When choosing the nearest bank branch, you should already have the property you want to buy. We should also have the necessary documents completed: ID card, certificate of employment and amount of earnings, necessarily on the bank’s printout and annual testimony submitted to the Tax Office or PIT from the employer.
Different factors will be taken into account when assessing creditworthiness. By far the most important is the size or type of income obtained, the number of people in the household and the size of all other financial obligations. These are primarily other loans , possible maintenance or adjudged annuities for other people, limits on credit cards and personal account. Subsequently: fixed bills, i.e. rent, fees for utilities and food. After reviewing the data, we obtain information from the advisor, for which a mortgage can expect and what the burden on the household budget will provide its installment.
This will be largely influenced by interest rates, usually floating on loans in zlotys, usually consisting of two components, a fixed margin for the bank and a variable base rate. The bank margin is always constant throughout the loan period, and its amount usually depends on the bank’s policy.
The margin created by him takes into account two factors, the amount of the loan and the amount of the borrower’s own contribution.
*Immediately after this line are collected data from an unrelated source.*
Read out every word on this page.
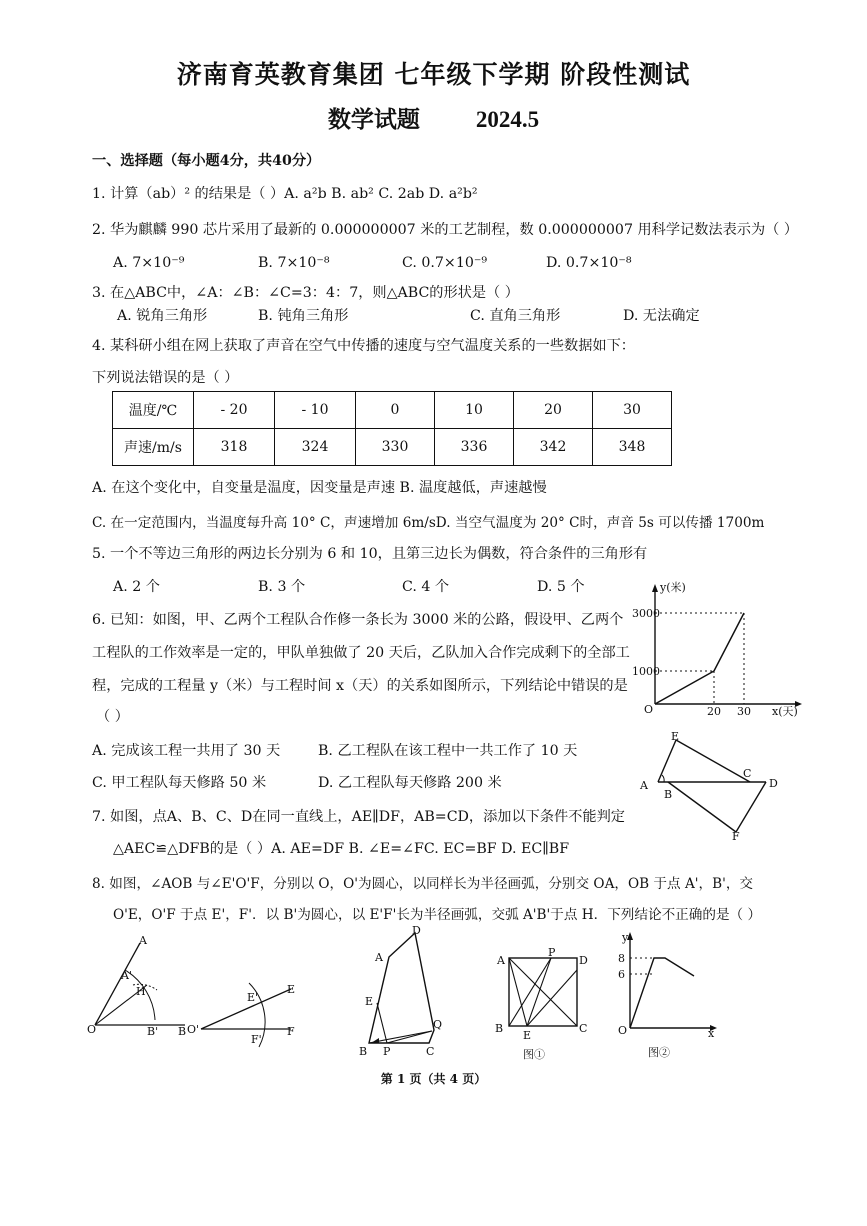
济南育英教育集团 七年级下学期 阶段性测试
数学试题 2024.5
一、选择题（每小题4分，共40分）
1. 计算（ab）² 的结果是（ ）A. a²b B. ab² C. 2ab D. a²b²
2. 华为麒麟 990 芯片采用了最新的 0.000000007 米的工艺制程，数 0.000000007 用科学记数法表示为（ ）
A. 7×10⁻⁹	B. 7×10⁻⁸	C. 0.7×10⁻⁹	D. 0.7×10⁻⁸
3. 在△ABC中，∠A：∠B：∠C=3：4：7，则△ABC的形状是（ ）
A. 锐角三角形	B. 钝角三角形	C. 直角三角形	D. 无法确定
4. 某科研小组在网上获取了声音在空气中传播的速度与空气温度关系的一些数据如下：
下列说法错误的是（ ）
温度/℃	- 20	- 10	0	10	20	30
声速/m/s	318	324	330	336	342	348
A. 在这个变化中，自变量是温度，因变量是声速 B. 温度越低，声速越慢
C. 在一定范围内，当温度每升高 10° C，声速增加 6m/sD. 当空气温度为 20° C时，声音 5s 可以传播 1700m
5. 一个不等边三角形的两边长分别为 6 和 10，且第三边长为偶数，符合条件的三角形有
A. 2 个	B. 3 个	C. 4 个	D. 5 个
6. 已知：如图，甲、乙两个工程队合作修一条长为 3000 米的公路，假设甲、乙两个
工程队的工作效率是一定的，甲队单独做了 20 天后，乙队加入合作完成剩下的全部工
程，完成的工程量 y（米）与工程时间 x（天）的关系如图所示，下列结论中错误的是
（ ）
A. 完成该工程一共用了 30 天	B. 乙工程队在该工程中一共工作了 10 天
C. 甲工程队每天修路 50 米	D. 乙工程队每天修路 200 米
y(米)
x(天)
O
1000
3000
20 30
A
B
C
D
E
F
7. 如图，点A、B、C、D在同一直线上，AE∥DF，AB=CD，添加以下条件不能判定
△AEC≌△DFB的是（ ）A. AE=DF B. ∠E=∠FC. EC=BF D. EC∥BF
8. 如图，∠AOB 与∠E'O'F，分别以 O，O'为圆心，以同样长为半径画弧，分别交 OA，OB 于点 A'，B'，交
O'E，O'F 于点 E'，F'．以 B'为圆心，以 E'F'长为半径画弧，交弧 A'B'于点 H．下列结论不正确的是（ ）
O
A
A'
H
B' B O'
E'
E
F'
F
A
D
E
B P
Q
C
A
P
D
B
E
C
图①
y
x
O
8
6
图②
第 1 页（共 4 页）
The bigger it is, the lower the margin, which may also depend on the length of the loan. In turn, the second factor is constantly changing, in line with changes in interest rates made by the Monetary Policy Council.
These changes are made every three, six or twelve months. Currently, the average interest rate on mortgage loans in different banks up to a maximum of 4.6 percent.
However, before we go to the bank’s headquarters, we can also pre-check ourselves whether our income allows us to get a loan . All types of creditworthiness calculators can effectively help in this.
They can be found on industry websites. In the boxes of the form, we enter our net income, the number of people in the household, monthly liabilities and expenses for maintenance, the additional costs mentioned and the loan period.
The calculator will quickly perform the necessary calculations and present the results, ie the maximum amount that we can apply for and the amount of the monthly installment.